In the 1980s, in the midst of the Cold War, there many Americans who sought to avert potential nuclear war by disarming. President Ronald Reagan even agreed with this position, albeit with a huge caveat.
At the time, Reagan was busy building up the US military with an eye toward negotiating arms reductions from a position of strength. While he had some help from Democrats in Congress, the bigger part of the American left (and world left) opposed the build up. There was even a nuclear freeze movement.
The idea was that Reagan was making the world a more dangerous place because he proliferated more arms, thereby making a nuclear exchange with the Soviets more likely. Their solution was for the United States to lay down its arms. Eventually, Soviet leaders succumbed to Reagan’s terms on arms reductions and their union dissolved shortly thereafter.
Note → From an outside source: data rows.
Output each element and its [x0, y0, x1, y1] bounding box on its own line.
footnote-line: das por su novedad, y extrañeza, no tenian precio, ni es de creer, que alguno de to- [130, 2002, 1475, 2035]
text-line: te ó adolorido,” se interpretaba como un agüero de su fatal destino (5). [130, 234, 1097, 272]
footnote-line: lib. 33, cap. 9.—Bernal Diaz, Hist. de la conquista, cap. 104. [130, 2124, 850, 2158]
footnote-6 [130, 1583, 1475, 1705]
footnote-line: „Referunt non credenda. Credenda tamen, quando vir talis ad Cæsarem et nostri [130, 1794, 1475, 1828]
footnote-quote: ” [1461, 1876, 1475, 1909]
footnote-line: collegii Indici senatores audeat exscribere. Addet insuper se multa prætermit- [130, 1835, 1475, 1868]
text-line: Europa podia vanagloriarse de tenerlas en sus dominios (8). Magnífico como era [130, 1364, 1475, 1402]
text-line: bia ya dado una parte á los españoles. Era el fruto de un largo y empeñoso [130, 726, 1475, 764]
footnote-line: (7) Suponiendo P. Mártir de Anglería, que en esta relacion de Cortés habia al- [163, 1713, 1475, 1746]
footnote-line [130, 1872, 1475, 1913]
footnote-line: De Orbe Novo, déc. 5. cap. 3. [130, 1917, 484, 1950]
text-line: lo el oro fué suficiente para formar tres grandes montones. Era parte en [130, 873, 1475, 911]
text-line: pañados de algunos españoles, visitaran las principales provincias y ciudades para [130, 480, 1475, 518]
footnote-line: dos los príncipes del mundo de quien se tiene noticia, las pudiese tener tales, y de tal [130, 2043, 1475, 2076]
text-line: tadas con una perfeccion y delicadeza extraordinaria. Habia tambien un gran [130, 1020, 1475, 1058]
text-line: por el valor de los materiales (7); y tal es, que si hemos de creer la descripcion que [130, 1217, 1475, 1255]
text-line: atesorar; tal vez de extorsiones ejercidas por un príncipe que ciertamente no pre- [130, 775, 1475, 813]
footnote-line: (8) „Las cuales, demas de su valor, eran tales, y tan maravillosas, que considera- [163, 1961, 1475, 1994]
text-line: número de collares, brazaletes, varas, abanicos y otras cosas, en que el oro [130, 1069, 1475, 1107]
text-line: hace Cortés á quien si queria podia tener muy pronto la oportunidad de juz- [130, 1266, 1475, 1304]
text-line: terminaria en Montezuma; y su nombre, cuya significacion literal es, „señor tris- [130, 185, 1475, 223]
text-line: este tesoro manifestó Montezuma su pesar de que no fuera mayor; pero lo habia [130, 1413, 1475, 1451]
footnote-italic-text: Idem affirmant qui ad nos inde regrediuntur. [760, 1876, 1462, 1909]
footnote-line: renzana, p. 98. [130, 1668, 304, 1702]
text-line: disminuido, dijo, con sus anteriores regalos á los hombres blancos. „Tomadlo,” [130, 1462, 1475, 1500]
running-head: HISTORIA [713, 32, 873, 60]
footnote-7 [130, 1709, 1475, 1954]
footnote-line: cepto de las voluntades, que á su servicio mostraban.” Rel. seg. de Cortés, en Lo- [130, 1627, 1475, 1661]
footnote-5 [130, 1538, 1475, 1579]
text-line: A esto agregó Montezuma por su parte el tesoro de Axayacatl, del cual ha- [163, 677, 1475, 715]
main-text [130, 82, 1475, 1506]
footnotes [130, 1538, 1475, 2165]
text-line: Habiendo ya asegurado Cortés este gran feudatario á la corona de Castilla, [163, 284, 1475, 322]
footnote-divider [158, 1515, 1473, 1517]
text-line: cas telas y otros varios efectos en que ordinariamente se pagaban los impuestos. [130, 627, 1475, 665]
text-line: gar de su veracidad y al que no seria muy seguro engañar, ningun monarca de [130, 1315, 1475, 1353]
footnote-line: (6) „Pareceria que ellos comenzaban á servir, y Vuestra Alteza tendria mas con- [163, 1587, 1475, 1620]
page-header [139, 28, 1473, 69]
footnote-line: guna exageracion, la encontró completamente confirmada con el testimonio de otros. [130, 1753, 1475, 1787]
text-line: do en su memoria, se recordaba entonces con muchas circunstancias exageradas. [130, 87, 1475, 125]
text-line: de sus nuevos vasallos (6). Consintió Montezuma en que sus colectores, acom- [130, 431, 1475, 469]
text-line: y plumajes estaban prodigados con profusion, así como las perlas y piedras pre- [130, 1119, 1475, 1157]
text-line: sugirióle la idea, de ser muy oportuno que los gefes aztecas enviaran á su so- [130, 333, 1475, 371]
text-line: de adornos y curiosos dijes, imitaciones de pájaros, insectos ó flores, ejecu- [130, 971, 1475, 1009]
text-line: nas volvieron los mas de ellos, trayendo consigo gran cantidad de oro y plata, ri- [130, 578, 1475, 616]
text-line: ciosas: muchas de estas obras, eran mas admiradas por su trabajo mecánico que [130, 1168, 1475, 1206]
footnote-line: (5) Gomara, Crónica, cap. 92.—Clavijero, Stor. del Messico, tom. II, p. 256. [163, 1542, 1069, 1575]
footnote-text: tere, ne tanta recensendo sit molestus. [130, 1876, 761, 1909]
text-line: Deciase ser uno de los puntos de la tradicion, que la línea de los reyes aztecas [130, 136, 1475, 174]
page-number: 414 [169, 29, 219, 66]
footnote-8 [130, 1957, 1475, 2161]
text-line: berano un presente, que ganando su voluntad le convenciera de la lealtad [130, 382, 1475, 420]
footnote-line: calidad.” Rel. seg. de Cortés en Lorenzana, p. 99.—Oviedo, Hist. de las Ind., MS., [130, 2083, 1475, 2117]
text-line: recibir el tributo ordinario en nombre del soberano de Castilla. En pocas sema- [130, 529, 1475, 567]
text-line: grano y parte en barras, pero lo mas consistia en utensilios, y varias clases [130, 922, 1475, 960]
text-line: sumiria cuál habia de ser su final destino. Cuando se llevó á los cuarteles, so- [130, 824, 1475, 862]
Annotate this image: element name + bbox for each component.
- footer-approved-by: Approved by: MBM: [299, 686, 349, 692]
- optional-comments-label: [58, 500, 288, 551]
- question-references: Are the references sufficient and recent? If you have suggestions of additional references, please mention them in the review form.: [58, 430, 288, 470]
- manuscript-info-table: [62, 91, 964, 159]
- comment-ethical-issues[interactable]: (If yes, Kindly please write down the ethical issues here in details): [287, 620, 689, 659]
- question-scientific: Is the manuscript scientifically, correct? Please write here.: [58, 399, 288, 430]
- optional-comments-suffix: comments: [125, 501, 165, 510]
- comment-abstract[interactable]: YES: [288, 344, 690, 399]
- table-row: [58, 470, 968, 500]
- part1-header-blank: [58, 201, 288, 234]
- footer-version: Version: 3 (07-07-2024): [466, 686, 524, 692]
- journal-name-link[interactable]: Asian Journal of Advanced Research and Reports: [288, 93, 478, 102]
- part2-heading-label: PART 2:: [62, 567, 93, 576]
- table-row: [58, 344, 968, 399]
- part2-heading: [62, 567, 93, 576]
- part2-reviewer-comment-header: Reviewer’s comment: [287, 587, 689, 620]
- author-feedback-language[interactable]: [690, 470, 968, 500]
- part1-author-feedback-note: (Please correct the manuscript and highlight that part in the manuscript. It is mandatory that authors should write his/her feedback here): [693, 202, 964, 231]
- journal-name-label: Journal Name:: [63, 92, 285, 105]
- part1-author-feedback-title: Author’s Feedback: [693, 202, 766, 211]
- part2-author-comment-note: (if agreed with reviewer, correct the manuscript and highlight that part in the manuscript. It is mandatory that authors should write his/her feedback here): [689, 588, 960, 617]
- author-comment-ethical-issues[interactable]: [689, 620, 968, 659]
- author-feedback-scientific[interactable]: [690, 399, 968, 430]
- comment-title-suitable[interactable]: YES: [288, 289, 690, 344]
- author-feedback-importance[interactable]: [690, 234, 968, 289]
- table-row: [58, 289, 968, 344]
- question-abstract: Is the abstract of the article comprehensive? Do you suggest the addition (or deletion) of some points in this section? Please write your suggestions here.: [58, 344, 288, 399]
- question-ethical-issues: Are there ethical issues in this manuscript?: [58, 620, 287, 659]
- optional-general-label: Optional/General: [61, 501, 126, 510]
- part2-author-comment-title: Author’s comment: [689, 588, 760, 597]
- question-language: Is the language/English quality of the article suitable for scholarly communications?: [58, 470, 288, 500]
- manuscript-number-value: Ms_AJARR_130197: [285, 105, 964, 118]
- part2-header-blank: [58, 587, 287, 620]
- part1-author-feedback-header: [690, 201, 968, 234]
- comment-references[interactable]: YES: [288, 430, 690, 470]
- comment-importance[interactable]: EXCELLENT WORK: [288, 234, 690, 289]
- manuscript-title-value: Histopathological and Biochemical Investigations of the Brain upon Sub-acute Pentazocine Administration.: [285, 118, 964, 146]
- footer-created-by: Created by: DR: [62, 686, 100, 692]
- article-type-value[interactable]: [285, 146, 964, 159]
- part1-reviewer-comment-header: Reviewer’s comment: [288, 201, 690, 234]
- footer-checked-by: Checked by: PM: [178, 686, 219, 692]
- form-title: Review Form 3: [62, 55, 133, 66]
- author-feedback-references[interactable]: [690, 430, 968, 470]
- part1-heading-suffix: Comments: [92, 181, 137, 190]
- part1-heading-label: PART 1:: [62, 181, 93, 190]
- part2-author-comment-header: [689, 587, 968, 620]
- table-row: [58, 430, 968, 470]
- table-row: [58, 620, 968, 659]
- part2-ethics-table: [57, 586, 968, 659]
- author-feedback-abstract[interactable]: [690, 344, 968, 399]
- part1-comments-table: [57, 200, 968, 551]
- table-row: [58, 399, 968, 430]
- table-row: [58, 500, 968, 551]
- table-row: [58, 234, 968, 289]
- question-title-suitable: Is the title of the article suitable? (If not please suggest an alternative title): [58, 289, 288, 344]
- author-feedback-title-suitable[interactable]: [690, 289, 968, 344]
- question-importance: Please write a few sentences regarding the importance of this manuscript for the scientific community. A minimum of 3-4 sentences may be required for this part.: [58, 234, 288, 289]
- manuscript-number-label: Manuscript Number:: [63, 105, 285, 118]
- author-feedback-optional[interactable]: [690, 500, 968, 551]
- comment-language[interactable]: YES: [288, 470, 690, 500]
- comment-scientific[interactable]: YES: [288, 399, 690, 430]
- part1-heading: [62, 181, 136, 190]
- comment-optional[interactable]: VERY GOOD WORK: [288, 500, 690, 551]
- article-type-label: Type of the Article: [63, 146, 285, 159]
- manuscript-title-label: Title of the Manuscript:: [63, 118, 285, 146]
In the mid-1990s, Congress enacted an assault weapons ban. The idea there was benevolent, too: by reducing the types of numbers of weapons legally allowed in the market, we would thereby reduce gun violence. Data indicates that the ban was ineffective, with the Columbine shooting providing exhibit A.
Last year, the Sandy Hook shooting in Connecticut sparked renewed calls for similar measures: assault weapons bans, limits on magazine capacity, universal background checks, etc. Today, President Obama issued 23 executive orders and called on Congress to act on such proposals.
While well-intentioned, the commonalities between the scenarios are that they essentially leave “the good guys” somewhat undefended without placing any real new burden on “the bad guys.”
What if the Soviets had opted to launch a first strike attack against the United States? American defenses would have been greatly diminished by voluntary arms reductions. What if a bad actor attacks a school with his own semi-automatic rifle? What if the bad actor has a bag full of 30-round magazines? Under current proposals, if anyone had a weapon, he or she would be able to return fire with only 10 rounds (7 in New York). Even an armed cop is unlikely to match the firepower unleashed at Sandy Hook. And the bad actors are, well, bad—they, by definition, do not follow laws. We could ban crime (an admittedly silly formulation), but it wouldn’t end.
Moreover, these vulnerabilities invite bad actors to act and diminish the safety of those they are designed to protect. After all, the United States and the Soviet Union avoided war in large part because there would have been a high and certain price to pay. Domestically, most mass shootings have taken place in jurisdictions with stringent gun control laws. In the Aurora shooting, the shooter chose the only area movie theater that prohibited firearms. Why? There was less perceived risk.
Thus, the historical record shows that reducing the defenses of the vulnerable only makes them more so.